For all the talk of the end of the bond bull market and higher rates, investors should not be shocked if their fixed income allocations make them a little money in the coming months.
"Fixed income returns may very well continue to surprise investors on the upside due to the combination of stable rates, roll-down, generous credit spreads that may compress further, and relative value opportunities," said Mike Collins, portfolio manager for the Prudential Total Return Bond Fund (PDBAX) - Get Report .
The Prudential Total Return Bond Fund is up 7.3% thus far in 2016, according to Morningstar. The $18.9 billion fund has returned an average of 4.4% annually over the past three years, outpacing 91% of its rivals in Morningstar's intermediate-term category. The fund sports a trailing 12 month yield of 2.6%, according to Morningstar.

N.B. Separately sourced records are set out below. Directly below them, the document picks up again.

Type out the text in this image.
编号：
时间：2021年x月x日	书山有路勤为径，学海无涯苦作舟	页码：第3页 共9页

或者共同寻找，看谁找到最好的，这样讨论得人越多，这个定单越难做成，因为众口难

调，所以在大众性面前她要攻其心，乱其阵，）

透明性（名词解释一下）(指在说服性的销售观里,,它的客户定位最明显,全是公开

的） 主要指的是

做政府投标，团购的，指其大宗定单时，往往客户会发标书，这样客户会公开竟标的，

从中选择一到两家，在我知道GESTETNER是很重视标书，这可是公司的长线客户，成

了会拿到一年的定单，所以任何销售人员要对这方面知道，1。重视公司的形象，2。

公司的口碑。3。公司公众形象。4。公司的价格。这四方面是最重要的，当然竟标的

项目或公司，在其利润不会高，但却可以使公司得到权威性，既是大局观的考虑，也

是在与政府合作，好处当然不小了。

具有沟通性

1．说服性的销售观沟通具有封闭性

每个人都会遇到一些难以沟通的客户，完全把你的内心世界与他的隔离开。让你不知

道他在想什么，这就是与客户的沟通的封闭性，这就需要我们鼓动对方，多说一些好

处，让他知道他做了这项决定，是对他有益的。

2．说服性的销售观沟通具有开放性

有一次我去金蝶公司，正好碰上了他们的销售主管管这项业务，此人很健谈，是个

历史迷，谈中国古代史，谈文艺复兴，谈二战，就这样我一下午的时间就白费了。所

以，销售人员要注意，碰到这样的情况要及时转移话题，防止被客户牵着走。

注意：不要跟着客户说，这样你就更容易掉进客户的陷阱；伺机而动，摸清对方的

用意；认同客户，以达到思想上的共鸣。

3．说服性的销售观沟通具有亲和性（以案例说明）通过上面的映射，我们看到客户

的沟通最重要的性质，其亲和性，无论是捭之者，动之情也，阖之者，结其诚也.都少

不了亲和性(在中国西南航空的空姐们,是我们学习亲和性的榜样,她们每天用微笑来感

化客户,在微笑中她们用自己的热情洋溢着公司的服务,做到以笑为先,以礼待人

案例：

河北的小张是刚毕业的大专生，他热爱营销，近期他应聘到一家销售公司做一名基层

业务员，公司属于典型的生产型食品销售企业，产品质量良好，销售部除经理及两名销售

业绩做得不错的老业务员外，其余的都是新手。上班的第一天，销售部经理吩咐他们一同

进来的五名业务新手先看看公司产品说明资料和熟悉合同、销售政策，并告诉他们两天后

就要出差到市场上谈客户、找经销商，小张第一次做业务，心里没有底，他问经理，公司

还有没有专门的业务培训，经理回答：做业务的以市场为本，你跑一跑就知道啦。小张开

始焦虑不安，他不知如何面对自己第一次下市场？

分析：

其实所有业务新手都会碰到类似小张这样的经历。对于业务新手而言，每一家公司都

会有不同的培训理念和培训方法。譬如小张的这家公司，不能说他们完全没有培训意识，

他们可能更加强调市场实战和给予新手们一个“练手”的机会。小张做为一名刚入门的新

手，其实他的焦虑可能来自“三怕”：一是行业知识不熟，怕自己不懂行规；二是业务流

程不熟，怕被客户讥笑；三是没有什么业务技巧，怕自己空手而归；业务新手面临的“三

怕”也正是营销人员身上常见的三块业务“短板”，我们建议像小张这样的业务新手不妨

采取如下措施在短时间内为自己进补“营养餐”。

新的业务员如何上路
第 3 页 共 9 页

Collins said global growth is likely to remain sluggish due to aging populations and the global debt overhang. As a result, he said central banks are likely to remain accommodative, albeit less so on the margin, as the efficacy of low and even negative interest rates is increasingly being called into question. Developed government interest rates will remain range-bound at low levels, in his view.
"The global credit cycle is more incongruous than in past cycles, largely as a result of the harsh regulatory environment," said Collins, adding that credit spreads are "fairly valued to attractive" depending on the sector.
As to which sectors he favors, Collins is overweight U.S. banks and select long maturity corporates. He also favors high-quality high yield, bank loans, and top of the capital structure asset-backed securities, including CLOs, CMBS and non-agency RMBS.
Finally, he said he is selectively investing in emerging market sovereign securities, while staying underweight highly rated industrials, which he deems too pricey.